Integrated multi-trophic aquaculture also applies ecological principles to food production, but with a focus on aquatic systems. It involves culturing multiple species at different trophic levels in close proximity, to capture as much waste as possible and reduce input costs. An example is a system that includes sablefish (a finfish), shellfish, kelp, sea urchin and sea cucumber. This approach receives far less funding compared with industrial aquaculture, while more broadly, fish and other aquatic foods are underrepresented in food aid budgets22.

Promoting diversity is a key component of the above approaches. Some initiatives, however, place more emphasis on the importance of increasing diversity in production systems and other components of food systems at multiple spatial and temporal scales. Diversification of crops, livestock and fish is urgently needed, as many breeds/varieties adapted to local contexts and better suited for multiple uses are at risk of extinction. Enhancing biodiversity and social diversity—including economic, epistemic and organizational diversity—is likely to improve resilience to shocks and stressors23. Efforts to implement these transitions currently face numerous policy barriers, such as food safety regulations, intellectual property protections, and substantially fewer subsidies compared with monocultural and industrial systems18.

Greater self-sufficiency is another strategy for addressing food system problems. Recent political conflicts and extreme weather events have dramatically illustrated the risks of an overreliance on imports, particularly for food and agricultural inputs. These disruptions have substantially contributed to rising prices, and in some cases shortages, for products that include fertilizers, wheat and sunflower oil. Most local food provision networks are supplied by small-scale food producers, but just 2% of published agricultural research offers solutions that are appropriate for this scale24. In addition, government payments tend to disproportionately flow to the largest producers, such as the top 20% of farmers typically receiving more than 80% of funds in agricultural subsidy programmes in the United States25.

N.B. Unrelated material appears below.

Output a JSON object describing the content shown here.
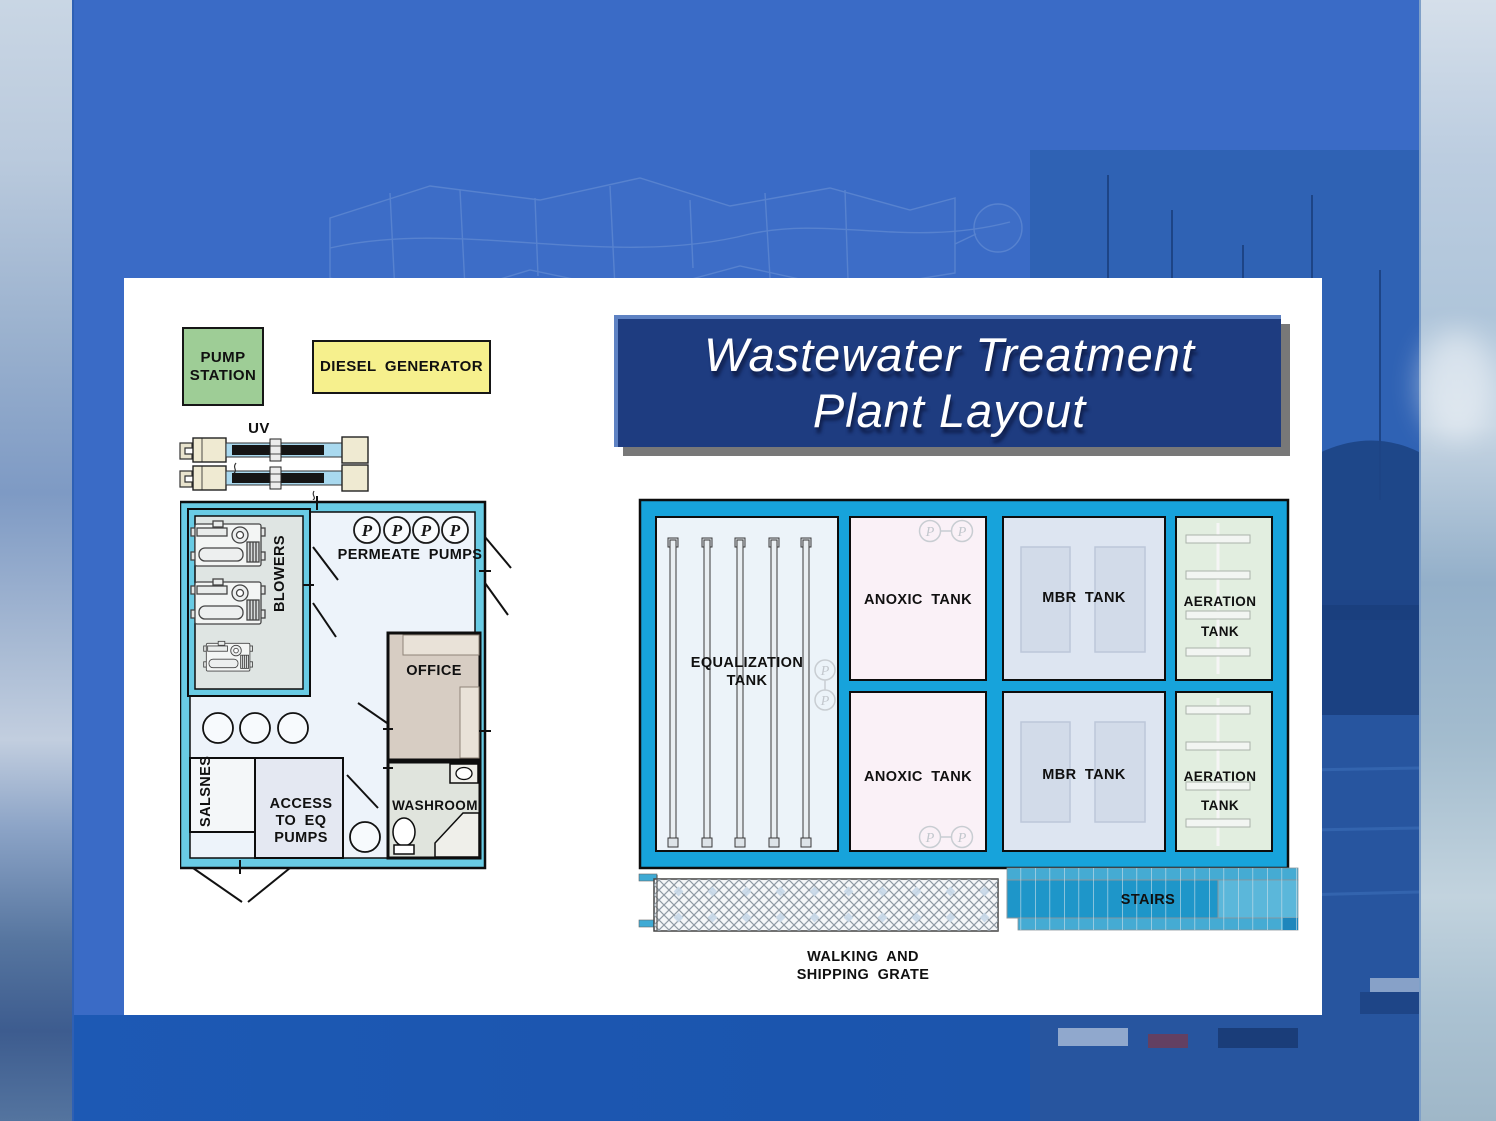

Moving beyond speculative technologies

Capital-intensive technologies that are still in development make bold and even dubious claims in their efforts to attract investors and public subsidies. Part of their appeal is the possibility of avoiding engagement with more fundamental political and economic power asymmetries. Another factor is that they are promoted by a small number of politically influential actors who stand to gain the most if they are effective in achieving wide commercialization. These groups are often more effective than limited resource organizations in influencing media coverage and policymakers, such as the overwhelmingly positive portrayals of cellular agriculture in prominent media outlets so far7.

Failure to recognize and counter these biases is likely to lock-in current trends that exacerbate food system problems, particularly by increasing concentrations of power. Although it will certainly be politically challenging to implement, public funding for efforts that primarily benefit dominant firms should be dismantled. Where possible, these funds should be redirected towards more democratic initiatives, including for technologies that have the potential to be more widely distributed and deployed immediately, such as agroecology and integrated multi-trophic aquaculture. Research and policy changes in the future should devote more attention to better established approaches to transforming food systems, particularly those that benefit diverse constituencies, rather than those that are more speculative, opaque and easily monopolized.